二人乗り自転車
高校からの帰り、下駄箱を出た所でクラスメイトがため息ついて何かをまっていた。
俺は後ろから彼女に声をかける。
「よぉ、ため息なんかついてどうしたんだ」
クルッと顔だけこちらに向けて、俺だとわかるとあからさまなため息をつかれる。
「あんたには関係ないことよ」
「そうか、じゃあ明日な」
俺は自転車置き場に向かおうと、彼女の横を通り過ぎた。
「で、でも…」
しりすぼみになりながらも、俺に思い切って声をかけてきた。
「…実は親がに来てくれるはずだったんだけど、急用が入ったとかで、来れなくなっちゃって…」
「じゃあ歩いて帰ればいいじゃんか」
俺はその場で彼女の方に体を向けて立ち止まった。
「か弱い女の子に、何キロも歩かせるって言ってるの?」
「大丈夫だろうさ。
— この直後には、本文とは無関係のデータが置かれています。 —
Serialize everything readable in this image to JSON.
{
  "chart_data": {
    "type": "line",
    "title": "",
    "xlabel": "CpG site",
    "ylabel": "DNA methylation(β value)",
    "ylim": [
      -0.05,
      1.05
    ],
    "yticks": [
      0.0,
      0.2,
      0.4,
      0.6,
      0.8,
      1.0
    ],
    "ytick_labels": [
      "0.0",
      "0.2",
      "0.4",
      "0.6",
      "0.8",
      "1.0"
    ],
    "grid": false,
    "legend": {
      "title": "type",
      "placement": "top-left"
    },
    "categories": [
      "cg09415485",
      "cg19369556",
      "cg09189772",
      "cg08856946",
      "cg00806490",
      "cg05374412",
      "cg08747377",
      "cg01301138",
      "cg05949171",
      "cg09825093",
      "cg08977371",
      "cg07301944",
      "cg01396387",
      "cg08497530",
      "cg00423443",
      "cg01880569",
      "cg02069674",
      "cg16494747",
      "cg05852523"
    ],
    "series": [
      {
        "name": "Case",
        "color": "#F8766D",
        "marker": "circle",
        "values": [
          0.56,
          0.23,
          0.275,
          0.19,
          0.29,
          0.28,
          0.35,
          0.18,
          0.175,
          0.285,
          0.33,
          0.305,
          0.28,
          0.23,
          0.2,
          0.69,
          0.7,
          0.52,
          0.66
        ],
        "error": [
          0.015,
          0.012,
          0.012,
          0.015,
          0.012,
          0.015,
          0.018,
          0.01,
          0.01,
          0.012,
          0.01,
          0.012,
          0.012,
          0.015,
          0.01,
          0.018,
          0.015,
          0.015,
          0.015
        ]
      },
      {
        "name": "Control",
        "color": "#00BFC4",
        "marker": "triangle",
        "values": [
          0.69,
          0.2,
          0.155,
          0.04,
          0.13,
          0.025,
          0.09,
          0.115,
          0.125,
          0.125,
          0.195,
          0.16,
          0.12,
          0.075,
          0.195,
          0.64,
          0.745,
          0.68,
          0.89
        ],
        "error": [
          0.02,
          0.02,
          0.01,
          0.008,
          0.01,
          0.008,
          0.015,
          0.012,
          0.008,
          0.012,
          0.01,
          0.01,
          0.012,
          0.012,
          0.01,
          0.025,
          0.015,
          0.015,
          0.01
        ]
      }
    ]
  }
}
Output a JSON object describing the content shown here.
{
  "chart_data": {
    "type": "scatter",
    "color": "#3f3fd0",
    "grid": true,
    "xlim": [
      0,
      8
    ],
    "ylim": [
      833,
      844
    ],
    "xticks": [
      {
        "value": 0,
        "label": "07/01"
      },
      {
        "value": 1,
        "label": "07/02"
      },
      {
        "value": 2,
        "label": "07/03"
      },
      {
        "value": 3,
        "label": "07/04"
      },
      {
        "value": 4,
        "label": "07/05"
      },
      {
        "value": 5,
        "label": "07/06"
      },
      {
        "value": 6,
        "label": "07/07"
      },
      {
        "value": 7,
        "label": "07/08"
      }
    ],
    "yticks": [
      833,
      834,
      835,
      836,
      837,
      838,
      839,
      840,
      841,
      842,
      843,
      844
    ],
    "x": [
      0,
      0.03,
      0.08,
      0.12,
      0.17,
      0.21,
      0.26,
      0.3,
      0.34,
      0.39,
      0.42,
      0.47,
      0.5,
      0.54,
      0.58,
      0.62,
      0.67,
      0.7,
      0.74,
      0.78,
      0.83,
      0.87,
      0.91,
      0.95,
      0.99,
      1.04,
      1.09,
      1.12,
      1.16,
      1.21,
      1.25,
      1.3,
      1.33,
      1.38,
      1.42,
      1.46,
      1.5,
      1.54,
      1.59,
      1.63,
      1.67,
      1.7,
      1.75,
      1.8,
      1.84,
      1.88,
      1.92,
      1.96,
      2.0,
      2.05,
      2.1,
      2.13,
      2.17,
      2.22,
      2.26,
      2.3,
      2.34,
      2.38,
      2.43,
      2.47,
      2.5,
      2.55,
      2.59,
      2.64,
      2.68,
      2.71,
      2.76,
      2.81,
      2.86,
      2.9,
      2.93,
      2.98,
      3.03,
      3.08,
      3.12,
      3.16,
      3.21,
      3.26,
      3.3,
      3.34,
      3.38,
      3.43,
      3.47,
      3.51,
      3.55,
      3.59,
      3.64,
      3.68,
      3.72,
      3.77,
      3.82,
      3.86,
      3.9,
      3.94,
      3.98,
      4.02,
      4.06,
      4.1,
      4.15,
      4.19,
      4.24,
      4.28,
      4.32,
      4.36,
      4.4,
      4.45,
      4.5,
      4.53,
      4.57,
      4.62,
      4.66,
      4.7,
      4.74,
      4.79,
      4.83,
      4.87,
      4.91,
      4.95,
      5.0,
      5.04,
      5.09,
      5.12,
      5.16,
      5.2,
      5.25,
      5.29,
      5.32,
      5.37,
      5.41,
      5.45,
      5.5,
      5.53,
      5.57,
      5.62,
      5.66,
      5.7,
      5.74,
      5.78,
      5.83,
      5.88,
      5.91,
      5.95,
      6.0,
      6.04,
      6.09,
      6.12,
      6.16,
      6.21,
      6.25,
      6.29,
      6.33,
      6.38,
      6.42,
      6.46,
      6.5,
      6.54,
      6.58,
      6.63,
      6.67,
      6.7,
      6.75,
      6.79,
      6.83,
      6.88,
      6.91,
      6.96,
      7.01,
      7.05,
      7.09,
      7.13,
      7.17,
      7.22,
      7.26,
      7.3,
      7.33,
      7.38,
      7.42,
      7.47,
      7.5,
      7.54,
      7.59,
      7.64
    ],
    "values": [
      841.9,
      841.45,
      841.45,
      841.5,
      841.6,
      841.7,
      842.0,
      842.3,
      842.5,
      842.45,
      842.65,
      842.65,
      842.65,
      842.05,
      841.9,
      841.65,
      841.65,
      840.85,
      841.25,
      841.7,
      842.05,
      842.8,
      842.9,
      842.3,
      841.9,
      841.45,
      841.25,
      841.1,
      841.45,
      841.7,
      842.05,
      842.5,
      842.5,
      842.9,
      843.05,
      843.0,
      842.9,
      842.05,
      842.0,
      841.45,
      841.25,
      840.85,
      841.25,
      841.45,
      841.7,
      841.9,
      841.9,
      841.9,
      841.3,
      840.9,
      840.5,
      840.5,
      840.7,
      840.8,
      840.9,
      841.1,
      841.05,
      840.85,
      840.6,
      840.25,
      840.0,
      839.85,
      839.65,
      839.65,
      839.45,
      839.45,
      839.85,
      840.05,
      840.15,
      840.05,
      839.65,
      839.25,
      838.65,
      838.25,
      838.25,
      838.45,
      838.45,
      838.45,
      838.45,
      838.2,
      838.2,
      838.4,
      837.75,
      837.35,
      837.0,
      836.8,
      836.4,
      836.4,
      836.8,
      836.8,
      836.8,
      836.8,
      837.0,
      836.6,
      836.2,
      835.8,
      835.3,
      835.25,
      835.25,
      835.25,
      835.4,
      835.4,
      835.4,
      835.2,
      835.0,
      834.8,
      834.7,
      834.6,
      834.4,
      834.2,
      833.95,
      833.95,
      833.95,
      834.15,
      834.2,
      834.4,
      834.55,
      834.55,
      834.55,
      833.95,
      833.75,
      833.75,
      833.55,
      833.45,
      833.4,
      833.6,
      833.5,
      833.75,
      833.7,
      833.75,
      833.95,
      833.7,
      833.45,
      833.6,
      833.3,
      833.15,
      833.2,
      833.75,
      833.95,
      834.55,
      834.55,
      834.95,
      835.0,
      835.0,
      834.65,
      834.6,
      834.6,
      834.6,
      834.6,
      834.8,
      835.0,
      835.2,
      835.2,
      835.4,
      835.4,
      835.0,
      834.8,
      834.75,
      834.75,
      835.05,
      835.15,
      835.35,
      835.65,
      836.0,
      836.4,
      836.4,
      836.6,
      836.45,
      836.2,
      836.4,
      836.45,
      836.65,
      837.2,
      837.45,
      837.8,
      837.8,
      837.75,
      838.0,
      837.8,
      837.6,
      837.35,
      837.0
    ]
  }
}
暗い夜道っていうわけでもないしな」
「あのね、男子は聞いて無いかもしれないけどね、この辺りは変態が出るっていう噂なのよ。下半身裸で、女に抱きついてくるのよ」
「なるほど、そいつが怖くて送り迎えしてもらってたのか」
俺が聞くと、何度もうなづいた。
ちょっと考えてから、俺は彼女にいった。
「途中までだからな、乗せるの」
「ありがとね」
計画通りとニヤリ顏が見えたような気がしたが、そんな考えは頭から追い出した。
自転車は、俺が前に座り、彼女は俺にしがみつく形で座った。
ふくよかな胸が、俺の背中に直接当たってくる。
二人の荷物は、前のカゴの中にいれた。
「行くぞ」
「うん」
キュッと、さっきよりもきつめに、俺に抱きついてくる。
走り出すと、風が当たって気持ちがよかった。
「ねえ」
後ろから声をかけてくる。
「なんだ」
自転車で斜面を漕がずに降りていく。
「こうしてると、ドキドキしてるのがよく伝わるね」
「そうだな」
そう言われると、急に彼女を意識してしまう。
伝わる熱、鼓動、そして息。
「ずっと、こうしていたいなって、ダメかな」
後ろから耳元で囁かられる。
信号が、青から黄色、そして赤へと変わり、俺は自転車を止めた。
「…ダメじゃない、ずっと一緒にいたいさ」
青信号になるまで、歩道に自転車を止め、彼女に言った。
「そうさ、一緒にいたいんだ」
「…やっぱりね」
彼女はそう言って、自転車から降りた。
前かごに入っている荷物を取り、俺に軽くキスをした。
俺が何か言おうとする上に、言葉をかぶせてくる。
「いつも思っていたのよ、赤い糸が見えるって。あ、家すぐそばだから、私これでバイバイね。また学校で」
ニコッと笑って帰っていく彼女を見ていると、時間の経つのを忘れた。
それだけ、彼女に惹かれたということだ。
俺は、青信号になった交差点を、自転車で全力疾走して家を目指した。